La recombinaison s’est produite environ 380 000 ans après le Big Bang, et puisque la lumière émise à l’époque n’a ensuite presque plus interagi avec la matière, elle se propage depuis 14 milliards d’années à travers l’Univers : c’est cette lumière qui constitue le rayonnement fossile. Comme je vous le disais, ce rayonnement n’est donc pas exactement une image de la naissance de l’Univers, mais plutôt de ce que ce dernier était à l’âge de 380 000 ans.

Un rayonnement glacial

Pour mieux comprendre la nature du rayonnement fossile, il faut penser à la lumière qu’émettent les objets très chauds : leur couleur dépend de la température. Ainsi un morceau de fer que l’on chauffe va se mettre à rougeoyer, puis devenir orange, jaune et enfin blanc au fur et à mesure que la température augmente. Ce phénomène est en fait très général, et toute matière émet un rayonnement qui dépend de sa température. Ainsi votre corps qui est à 37°C émet lui aussi un rayonnement, mais situé dans le domaine des infra-rouges, et qu’on ne peut révéler qu’avec ces capteurs spéciaux qui équipent les lunettes de vision nocturne des soldats d’élite.

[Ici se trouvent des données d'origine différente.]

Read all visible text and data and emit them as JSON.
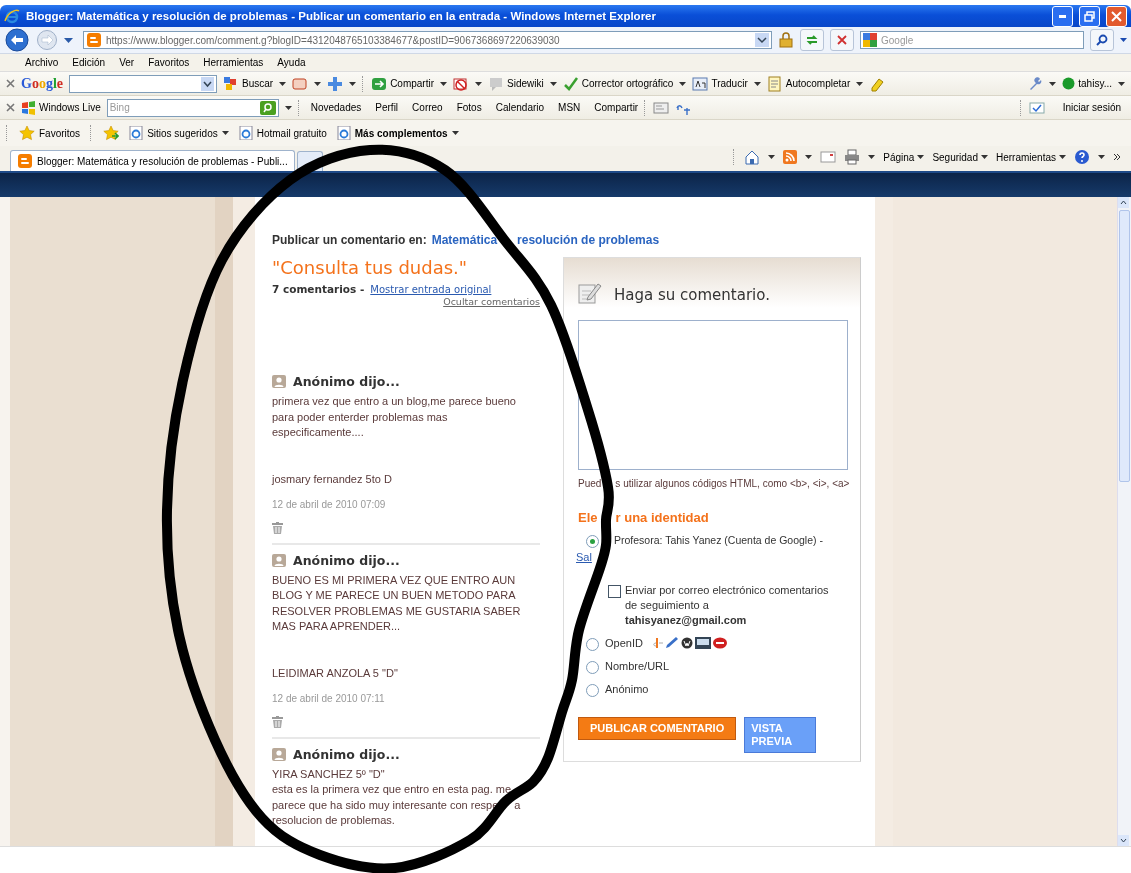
{
  "window": {
    "title": "Blogger: Matemática y resolución de problemas - Publicar un comentario en la entrada - Windows Internet Explorer"
  },
  "address_bar": {
    "url": "https://www.blogger.com/comment.g?blogID=4312048765103384677&postID=9067368697220639030"
  },
  "search_field": {
    "placeholder": "Google"
  },
  "menu_bar": [
    "Archivo",
    "Edición",
    "Ver",
    "Favoritos",
    "Herramientas",
    "Ayuda"
  ],
  "google_toolbar": {
    "logo": "Google",
    "buttons": [
      {
        "label": "Buscar"
      },
      {
        "label": "Compartir"
      },
      {
        "label": "Sidewiki"
      },
      {
        "label": "Corrector ortográfico"
      },
      {
        "label": "Traducir"
      },
      {
        "label": "Autocompletar"
      }
    ],
    "account": "tahisy..."
  },
  "live_toolbar": {
    "brand": "Windows Live",
    "search_placeholder": "Bing",
    "links": [
      "Novedades",
      "Perfil",
      "Correo",
      "Fotos",
      "Calendario",
      "MSN",
      "Compartir"
    ],
    "sign_in": "Iniciar sesión"
  },
  "favorites_bar": {
    "favorites": "Favoritos",
    "links": [
      {
        "label": "Sitios sugeridos",
        "bold": false,
        "has_menu": true
      },
      {
        "label": "Hotmail gratuito",
        "bold": false,
        "has_menu": false
      },
      {
        "label": "Más complementos",
        "bold": true,
        "has_menu": true
      }
    ]
  },
  "tabs": [
    {
      "label": "Blogger: Matemática y resolución de problemas - Publi...",
      "selected": true
    }
  ],
  "command_bar": [
    "Página",
    "Seguridad",
    "Herramientas"
  ],
  "page": {
    "heading": "Publicar un comentario en:",
    "blog_link": [
      "Matemática",
      "resolución de problemas"
    ],
    "post_title": "\"Consulta tus dudas.\"",
    "comment_count": "7 comentarios -",
    "show_post_link": "Mostrar entrada original",
    "hide_comments_link": "Ocultar comentarios",
    "comments": [
      {
        "author": "Anónimo dijo...",
        "body": [
          "primera vez que entro a un blog,me parece bueno para poder enterder problemas mas especificamente...."
        ],
        "signature": "josmary fernandez 5to D",
        "date": "12 de abril de 2010 07:09"
      },
      {
        "author": "Anónimo dijo...",
        "body": [
          "BUENO ES MI PRIMERA VEZ QUE ENTRO AUN BLOG Y ME PARECE UN BUEN METODO PARA RESOLVER PROBLEMAS ME GUSTARIA SABER MAS PARA APRENDER..."
        ],
        "signature": "LEIDIMAR ANZOLA 5 \"D\"",
        "date": "12 de abril de 2010 07:11"
      },
      {
        "author": "Anónimo dijo...",
        "lines": [
          [
            "YIRA SANCHEZ 5º \"D\""
          ],
          [
            "esta es la primera vez que entro en esta pag. me"
          ],
          [
            "parece que ha sido muy interesante con respe",
            "a"
          ],
          [
            "resolucion de problemas."
          ]
        ]
      }
    ]
  },
  "comment_form": {
    "title": "Haga su comentario.",
    "hint": [
      "Pued",
      "s utilizar algunos códigos HTML, como <b>, <i>, <a>"
    ],
    "identity_heading": [
      "Ele",
      "r una identidad"
    ],
    "identities": [
      {
        "kind": "account",
        "label": "Profesora: Tahis Yanez (Cuenta de Google) -",
        "link": "Sal",
        "selected": true
      },
      {
        "kind": "openid",
        "label": "OpenID",
        "selected": false
      },
      {
        "kind": "plain",
        "label": "Nombre/URL",
        "selected": false
      },
      {
        "kind": "plain",
        "label": "Anónimo",
        "selected": false
      }
    ],
    "follow_up": {
      "label": "Enviar por correo electrónico comentarios de seguimiento a **tahisyanez@gmail.com**",
      "checked": false
    },
    "buttons": [
      {
        "kind": "primary",
        "label": "PUBLICAR COMENTARIO"
      },
      {
        "kind": "secondary",
        "label": "VISTA PREVIA"
      }
    ]
  }
}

Revenons au Big-Bang : au moment où a eu lieu la recombinaison, l’Univers était à une température d’environ 3000°C. Si vous aviez pu observer cela à l’époque, vous auriez vu s’échapper une éclatante lumière blanche; et c’est cette lumière qui se propage depuis partout dans l’Univers. Mais il y a un hic : quand on observe le ciel la nuit, on ne voit aucune lumière blanche éclatante ! Que s’est-il passé ? Eh bien maintenant la lumière n’est plus blanche du tout !

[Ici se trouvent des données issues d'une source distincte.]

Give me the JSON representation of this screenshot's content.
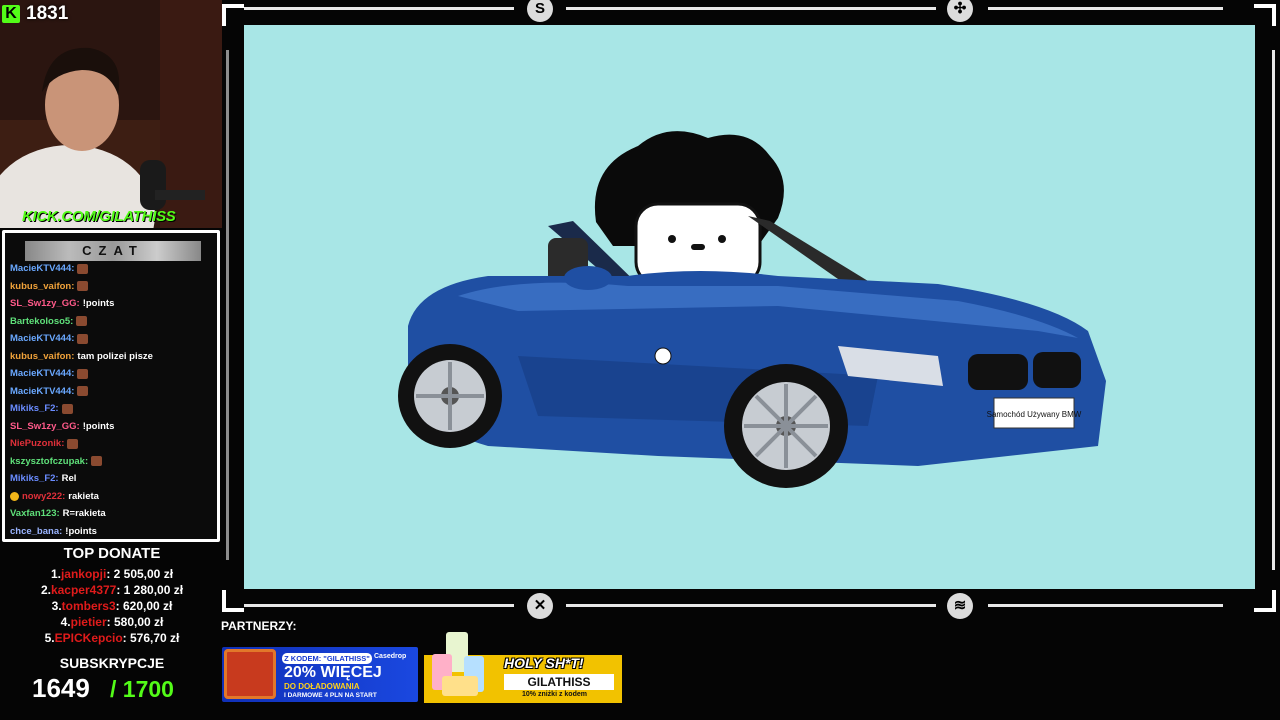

spectre_CMBA cause de l’expansion de l’Univers, la longueur d’onde de la lumière a changé et s’est beaucoup allongée (voir mon billet à ce sujet pour en savoir plus). Elle est passée de quelques centaines de nanomètres à quelques millimètres. Le rayonnement ne correspond donc plus du tout aux longueurs d’ondes de la lumière visible, mais à celles que l’on appelle « micro-ondes ». Oui oui, ce sont les mêmes ondes qui sont produites par votre four et qui peuvent réchauffer vos aliments !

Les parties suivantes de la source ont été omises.